Stellenbosch: How Learning More About Bonhoeffer Changed My Life

Hello fellow SCM’ers!

My name is George, I’m a Theology Youth & Community student at Nazarene Theological College in Didsbury, Manchester. Over the summer I won a bursary from Project Bonhoeffer to attend the Bonhoeffer conference 2020 in Stellenbosch, South Africa. 

It was an absolutely amazing experience, and a blessing to be a delegate at the conference. Learning about Dietrich Bonhoeffer's theology in the South African, post-apartheid context was eye opening. Listening to the black South African pastors speak about their struggles and their belief in justice, especially for the next generation, convicted me. That they and their fellow activists were putting aside their dreams, careers, and aspirations so that future generations could live in equality was awe-inspiring. They fought for justice, peacefully, following the teachings of Jesus and they prevailed.

This conference changed me in many ways. It cemented my belief that Christians must fight for social justice for all marginalised peoples. I now know that no matter the context, Jesus is all, for all. I also learnt that I have to minister and act in justice every day. Bonhoeffer was indeed a revolutionary, ahead of his time, and a reference point that we can use when we look at the world and its troubles today. I aspire to study Bonhoeffer more and understand his works at a deeper level, which I believe will bear many fruit in my life and ministry.

The highlight of the conference came at the closing moments, during an emerging scholar panel. There was a young black South African who shared his story; when he was born he remained unnamed for three months. The reason being  because his father was jailed for protesting against the apartheid regime. Living out an indefinite prison sentence, when his father finally got word of his son's birth and knowing he was healthy he named him, in their South African dialect, “we are happy”. Later when this young man was able to question his father about his decision to name him this during a prison sentence, his father said that because he was born he and his fellow prisoners knew that the fight against the injustice of apartheid would continue. Because of this hope, he said “we are happy”.

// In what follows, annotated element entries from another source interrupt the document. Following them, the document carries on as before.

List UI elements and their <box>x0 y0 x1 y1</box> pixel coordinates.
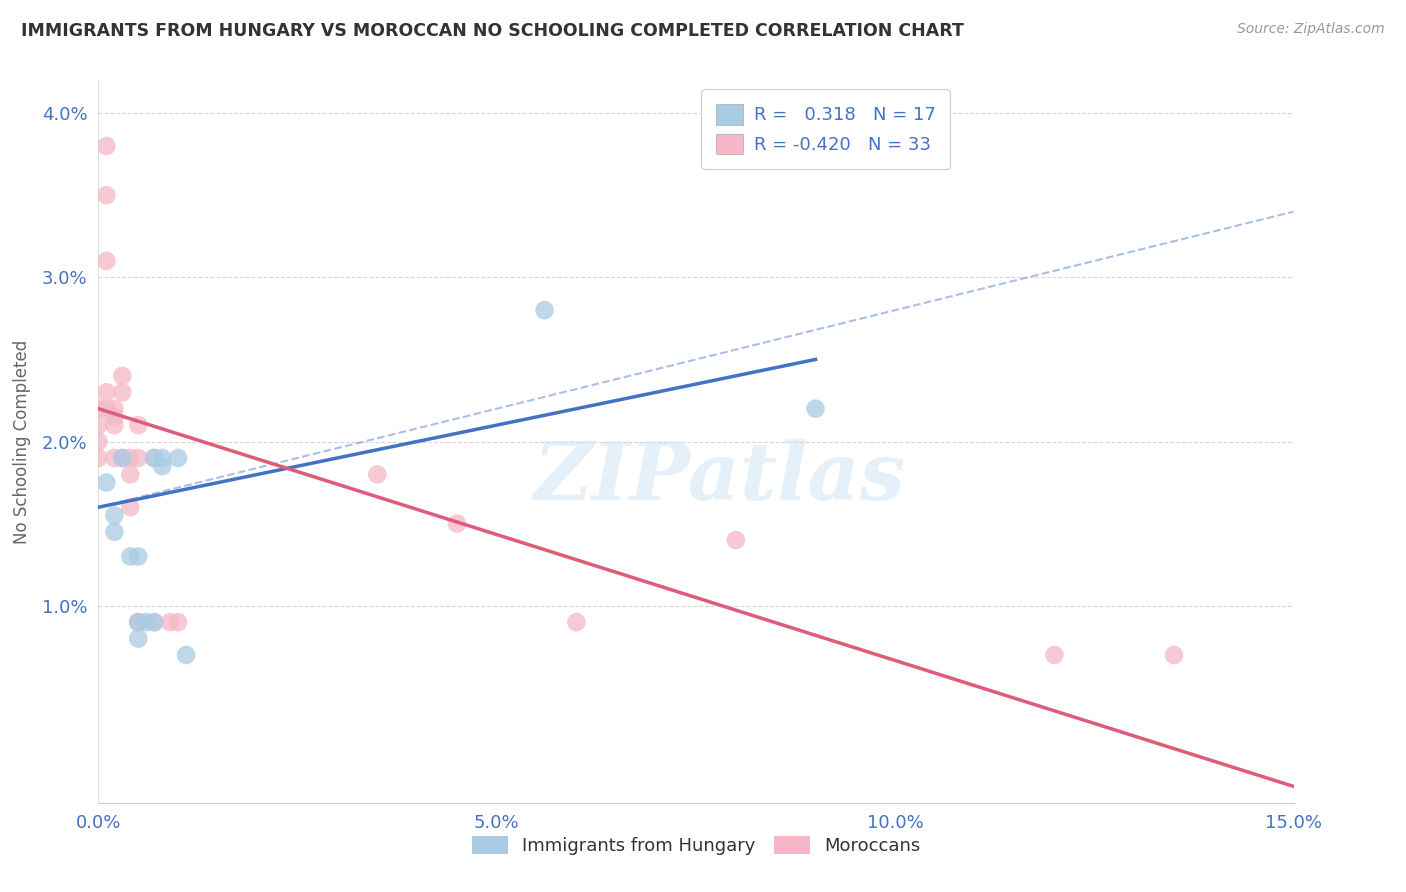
Point <box>565 615 588 630</box>
Point <box>143 615 166 630</box>
Point <box>96 385 118 400</box>
Point <box>87 401 110 416</box>
Point <box>120 450 142 465</box>
Point <box>143 450 166 465</box>
Point <box>120 500 142 515</box>
Point <box>1163 648 1185 662</box>
Y-axis label: No Schooling Completed: No Schooling Completed <box>13 340 31 543</box>
Point <box>127 418 149 433</box>
Point <box>87 450 110 465</box>
Point <box>724 533 747 547</box>
Point <box>87 434 110 449</box>
Point <box>103 401 125 416</box>
Point <box>96 475 118 490</box>
Point <box>143 615 166 630</box>
Point <box>96 401 118 416</box>
Text: Source: ZipAtlas.com: Source: ZipAtlas.com <box>1237 22 1385 37</box>
Point <box>103 450 125 465</box>
Point <box>103 524 125 539</box>
Point <box>103 418 125 433</box>
Point <box>111 450 134 465</box>
Point <box>127 632 149 646</box>
Point <box>87 418 110 433</box>
Point <box>446 516 468 531</box>
Text: IMMIGRANTS FROM HUNGARY VS MOROCCAN NO SCHOOLING COMPLETED CORRELATION CHART: IMMIGRANTS FROM HUNGARY VS MOROCCAN NO S… <box>21 22 965 40</box>
Point <box>96 253 118 268</box>
Point <box>120 549 142 564</box>
Point <box>127 615 149 630</box>
Point <box>120 467 142 482</box>
Point <box>103 409 125 424</box>
Point <box>167 450 190 465</box>
Point <box>111 450 134 465</box>
Point <box>150 459 173 474</box>
Point <box>1043 648 1066 662</box>
Point <box>174 648 197 662</box>
Point <box>127 615 149 630</box>
Legend: Immigrants from Hungary, Moroccans: Immigrants from Hungary, Moroccans <box>464 829 928 863</box>
Point <box>150 450 173 465</box>
Point <box>127 615 149 630</box>
Point <box>143 450 166 465</box>
Point <box>111 368 134 383</box>
Point <box>135 615 157 630</box>
Point <box>96 139 118 153</box>
Point <box>804 401 827 416</box>
Point <box>533 303 555 318</box>
Text: ZIPatlas: ZIPatlas <box>534 439 905 516</box>
Point <box>127 549 149 564</box>
Point <box>103 508 125 523</box>
Point <box>366 467 388 482</box>
Point <box>127 450 149 465</box>
Point <box>159 615 181 630</box>
Point <box>96 188 118 202</box>
Point <box>111 385 134 400</box>
Point <box>167 615 190 630</box>
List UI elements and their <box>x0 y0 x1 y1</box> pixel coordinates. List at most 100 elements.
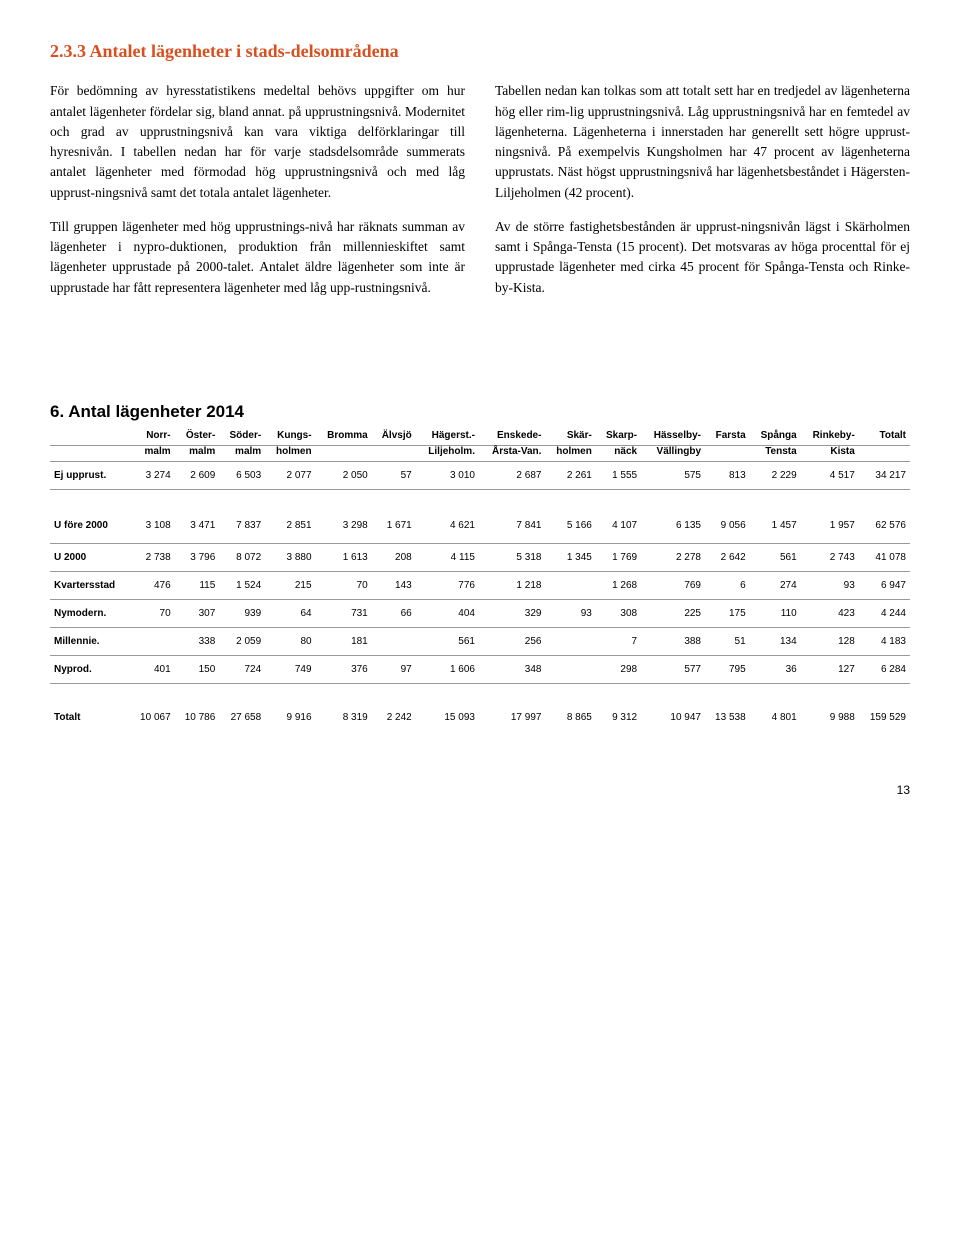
row-label: Ej upprust. <box>50 461 130 489</box>
cell: 388 <box>641 627 705 655</box>
cell: 134 <box>750 627 801 655</box>
cell: 34 217 <box>859 461 910 489</box>
text-columns: För bedömning av hyresstatistikens medel… <box>50 81 910 312</box>
cell: 150 <box>175 655 220 683</box>
cell: 4 183 <box>859 627 910 655</box>
column-subheader: holmen <box>265 445 315 461</box>
cell: 97 <box>372 655 416 683</box>
table-row: Ej upprust.3 2742 6096 5032 0772 050573 … <box>50 461 910 489</box>
cell: 1 218 <box>479 571 545 599</box>
cell: 66 <box>372 599 416 627</box>
cell: 2 738 <box>130 543 175 571</box>
column-subheader: Årsta-Van. <box>479 445 545 461</box>
table-header: Norr-Öster-Söder-Kungs-BrommaÄlvsjöHäger… <box>50 428 910 462</box>
paragraph: För bedömning av hyresstatistikens medel… <box>50 81 465 203</box>
cell <box>545 627 595 655</box>
cell: 80 <box>265 627 315 655</box>
cell: 7 841 <box>479 489 545 543</box>
cell: 128 <box>801 627 859 655</box>
cell: 308 <box>596 599 641 627</box>
row-label: Millennie. <box>50 627 130 655</box>
cell: 51 <box>705 627 750 655</box>
cell: 9 916 <box>265 683 315 733</box>
paragraph: Av de större fastighetsbestånden är uppr… <box>495 217 910 298</box>
column-header: Älvsjö <box>372 428 416 446</box>
cell: 2 278 <box>641 543 705 571</box>
cell: 159 529 <box>859 683 910 733</box>
cell: 731 <box>316 599 372 627</box>
cell: 2 609 <box>175 461 220 489</box>
row-label: U före 2000 <box>50 489 130 543</box>
cell: 2 059 <box>219 627 265 655</box>
cell: 13 538 <box>705 683 750 733</box>
cell: 4 115 <box>416 543 479 571</box>
cell: 3 010 <box>416 461 479 489</box>
cell: 561 <box>416 627 479 655</box>
cell: 143 <box>372 571 416 599</box>
cell: 57 <box>372 461 416 489</box>
cell: 115 <box>175 571 220 599</box>
column-header: Kungs- <box>265 428 315 446</box>
cell: 348 <box>479 655 545 683</box>
column-subheader: Vällingby <box>641 445 705 461</box>
cell: 41 078 <box>859 543 910 571</box>
cell: 8 865 <box>545 683 595 733</box>
cell: 64 <box>265 599 315 627</box>
cell: 3 274 <box>130 461 175 489</box>
column-header: Totalt <box>859 428 910 446</box>
cell: 3 796 <box>175 543 220 571</box>
cell: 776 <box>416 571 479 599</box>
column-header: Skarp- <box>596 428 641 446</box>
cell: 1 613 <box>316 543 372 571</box>
cell: 7 <box>596 627 641 655</box>
cell: 476 <box>130 571 175 599</box>
cell: 215 <box>265 571 315 599</box>
column-subheader <box>316 445 372 461</box>
row-label: Nymodern. <box>50 599 130 627</box>
cell: 1 457 <box>750 489 801 543</box>
cell: 2 743 <box>801 543 859 571</box>
cell: 5 318 <box>479 543 545 571</box>
cell: 3 471 <box>175 489 220 543</box>
cell: 3 880 <box>265 543 315 571</box>
cell: 329 <box>479 599 545 627</box>
column-subheader: Kista <box>801 445 859 461</box>
cell: 769 <box>641 571 705 599</box>
cell: 181 <box>316 627 372 655</box>
cell: 7 837 <box>219 489 265 543</box>
cell: 93 <box>545 599 595 627</box>
cell: 561 <box>750 543 801 571</box>
cell: 4 801 <box>750 683 801 733</box>
cell: 208 <box>372 543 416 571</box>
cell: 27 658 <box>219 683 265 733</box>
section-title: 2.3.3 Antalet lägenheter i stads-delsomr… <box>50 40 910 63</box>
cell <box>372 627 416 655</box>
cell: 2 050 <box>316 461 372 489</box>
column-header: Öster- <box>175 428 220 446</box>
cell: 1 671 <box>372 489 416 543</box>
table-row: U 20002 7383 7968 0723 8801 6132084 1155… <box>50 543 910 571</box>
cell: 3 108 <box>130 489 175 543</box>
column-subheader: malm <box>219 445 265 461</box>
column-subheader: Tensta <box>750 445 801 461</box>
cell: 6 <box>705 571 750 599</box>
cell: 4 621 <box>416 489 479 543</box>
column-header <box>50 428 130 446</box>
column-header: Söder- <box>219 428 265 446</box>
cell: 376 <box>316 655 372 683</box>
column-header: Bromma <box>316 428 372 446</box>
cell: 4 244 <box>859 599 910 627</box>
cell: 4 517 <box>801 461 859 489</box>
table-row-total: Totalt10 06710 78627 6589 9168 3192 2421… <box>50 683 910 733</box>
cell: 1 957 <box>801 489 859 543</box>
column-subheader: malm <box>130 445 175 461</box>
column-header: Skär- <box>545 428 595 446</box>
column-subheader: näck <box>596 445 641 461</box>
cell: 93 <box>801 571 859 599</box>
column-header: Spånga <box>750 428 801 446</box>
cell: 4 107 <box>596 489 641 543</box>
cell: 6 947 <box>859 571 910 599</box>
cell: 2 242 <box>372 683 416 733</box>
cell: 2 851 <box>265 489 315 543</box>
data-table: Norr-Öster-Söder-Kungs-BrommaÄlvsjöHäger… <box>50 428 910 733</box>
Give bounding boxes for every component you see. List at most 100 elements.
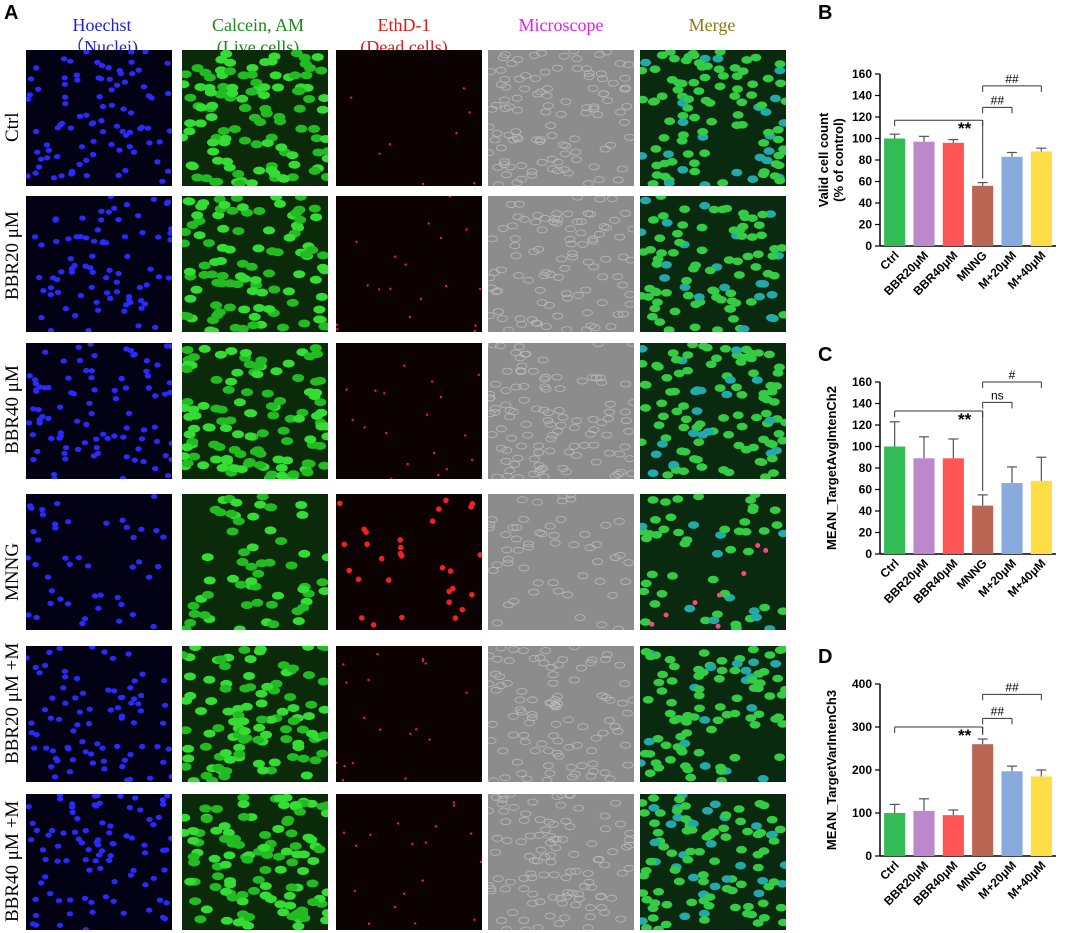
panel-label-a: A	[4, 2, 19, 24]
x-tick-label: Ctrl	[877, 556, 902, 581]
significance-bracket: ##	[982, 704, 1013, 725]
y-tick-label: 300	[852, 720, 872, 734]
micrograph-mnng-ethd1	[336, 494, 482, 630]
column-title: Hoechst	[72, 15, 132, 35]
panel-label-b: B	[818, 2, 833, 24]
significance-label: ##	[1005, 680, 1019, 694]
bar-M+20μM	[1001, 156, 1023, 246]
significance-bracket: ##	[982, 680, 1042, 701]
y-tick-label: 100	[852, 440, 872, 454]
significance-bracket: ##	[982, 72, 1042, 92]
micrograph-bbr20-microscope	[488, 196, 634, 332]
y-tick-label: 140	[852, 89, 872, 103]
y-tick-label: 120	[852, 418, 872, 432]
micrograph-bbr20-hoechst	[26, 196, 172, 332]
row-label-ctrl: Ctrl	[2, 112, 23, 142]
chart-c-mean-target-avg-inten: 0 20 40 60 80 100 120 140 160 MEAN_TargetAvgInten…	[824, 370, 1056, 606]
micrograph-bbr20-ethd1	[336, 196, 482, 332]
bar-MNNG	[972, 505, 994, 554]
y-axis-label: (% of control)	[831, 118, 846, 202]
y-tick-label: 400	[852, 677, 872, 691]
significance-label: ##	[991, 93, 1005, 107]
bar-M+20μM	[1001, 483, 1023, 554]
panel-label-d: D	[818, 646, 833, 668]
micrograph-ctrl-merge	[640, 50, 786, 186]
significance-label: ##	[991, 704, 1005, 718]
bar-BBR20μM	[913, 458, 935, 554]
significance-bracket: **	[894, 726, 984, 745]
bar-BBR40μM	[942, 142, 964, 246]
micrograph-ctrl-microscope	[488, 50, 634, 186]
y-tick-label: 200	[852, 763, 872, 777]
micrograph-bbr40-m-microscope	[488, 794, 634, 930]
micrograph-bbr40-m-merge	[640, 794, 786, 930]
bar-BBR20μM	[913, 141, 935, 246]
bar-M+40μM	[1030, 151, 1052, 246]
bar-M+40μM	[1030, 480, 1052, 554]
significance-bracket: **	[894, 410, 984, 491]
y-tick-label: 100	[852, 132, 872, 146]
micrograph-bbr40-ethd1	[336, 343, 482, 479]
panel-label-c: C	[818, 344, 833, 366]
bar-Ctrl	[884, 138, 906, 246]
micrograph-bbr40-merge	[640, 343, 786, 479]
bar-M+40μM	[1030, 776, 1052, 856]
significance-bracket: #	[982, 370, 1042, 388]
micrograph-bbr20-merge	[640, 196, 786, 332]
y-tick-label: 140	[852, 397, 872, 411]
micrograph-bbr20-m-calcein	[182, 646, 328, 782]
column-title: Merge	[688, 15, 736, 35]
bar-MNNG	[972, 185, 994, 246]
micrograph-bbr20-m-microscope	[488, 646, 634, 782]
micrograph-ctrl-hoechst	[26, 50, 172, 186]
y-axis-label: Valid cell count	[816, 112, 831, 207]
micrograph-mnng-merge	[640, 494, 786, 630]
column-title: Microscope	[518, 15, 604, 35]
y-tick-label: 60	[859, 483, 873, 497]
y-tick-label: 160	[852, 375, 872, 389]
y-tick-label: 20	[859, 218, 873, 232]
significance-bracket: ns	[982, 388, 1013, 409]
micrograph-bbr20-m-ethd1	[336, 646, 482, 782]
y-tick-label: 40	[859, 504, 873, 518]
micrograph-mnng-hoechst	[26, 494, 172, 630]
column-header-microscope: Microscope	[481, 14, 641, 36]
chart-d-mean-target-var-inten: 0100200300400MEAN_TargetVarIntenCh3CtrlB…	[824, 677, 1056, 908]
y-tick-label: 0	[865, 547, 872, 561]
bar-BBR20μM	[913, 810, 935, 856]
micrograph-bbr20-m-hoechst	[26, 646, 172, 782]
micrograph-bbr40-m-ethd1	[336, 794, 482, 930]
row-label-bbr20: BBR20 μM	[2, 211, 23, 300]
row-label-bbr20-m: BBR20 μM +M	[2, 642, 23, 764]
y-tick-label: 80	[859, 153, 873, 167]
x-tick-label: Ctrl	[877, 858, 902, 883]
y-tick-label: 40	[859, 196, 873, 210]
y-tick-label: 0	[865, 239, 872, 253]
y-tick-label: 0	[865, 849, 872, 863]
y-tick-label: 120	[852, 110, 872, 124]
micrograph-mnng-calcein	[182, 494, 328, 630]
micrograph-bbr40-m-hoechst	[26, 794, 172, 930]
significance-label: ##	[1005, 72, 1019, 86]
y-tick-label: 60	[859, 175, 873, 189]
micrograph-bbr20-calcein	[182, 196, 328, 332]
micrograph-bbr20-m-merge	[640, 646, 786, 782]
micrograph-ctrl-ethd1	[336, 50, 482, 186]
micrograph-bbr40-calcein	[182, 343, 328, 479]
y-axis-label: MEAN_TargetAvgIntenCh2	[824, 386, 839, 550]
micrograph-ctrl-calcein	[182, 50, 328, 186]
bar-Ctrl	[884, 446, 906, 554]
y-tick-label: 160	[852, 67, 872, 81]
significance-bracket: ##	[982, 93, 1013, 114]
micrograph-bbr40-microscope	[488, 343, 634, 479]
bar-M+20μM	[1001, 771, 1023, 856]
micrograph-bbr40-m-calcein	[182, 794, 328, 930]
micrograph-mnng-microscope	[488, 494, 634, 630]
bar-BBR40μM	[942, 458, 964, 554]
bar-Ctrl	[884, 813, 906, 856]
significance-label: **	[958, 726, 972, 745]
row-label-mnng: MNNG	[2, 542, 23, 601]
bar-BBR40μM	[942, 815, 964, 856]
x-tick-label: Ctrl	[877, 248, 902, 273]
significance-label: #	[1009, 370, 1016, 382]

And so, in the face of all the global crises; global warming, war, political unrest, the rise of white supremacy in Europe and America, poverty, viruses, fast fashion, injustices against immigrants, racism, homelessness, government and corporate surveillance and everything else that threatens humanity; we can still be happy, because the world is not without hope. It’s hope is the Church. You and me, but we must act in justice, in Christ.

I encourage all of you to get involved with SCM, and Project Bonhoeffer, as it has been a huge blessing in my life. I’m sure it will be for you as well. Thanks, God Bless!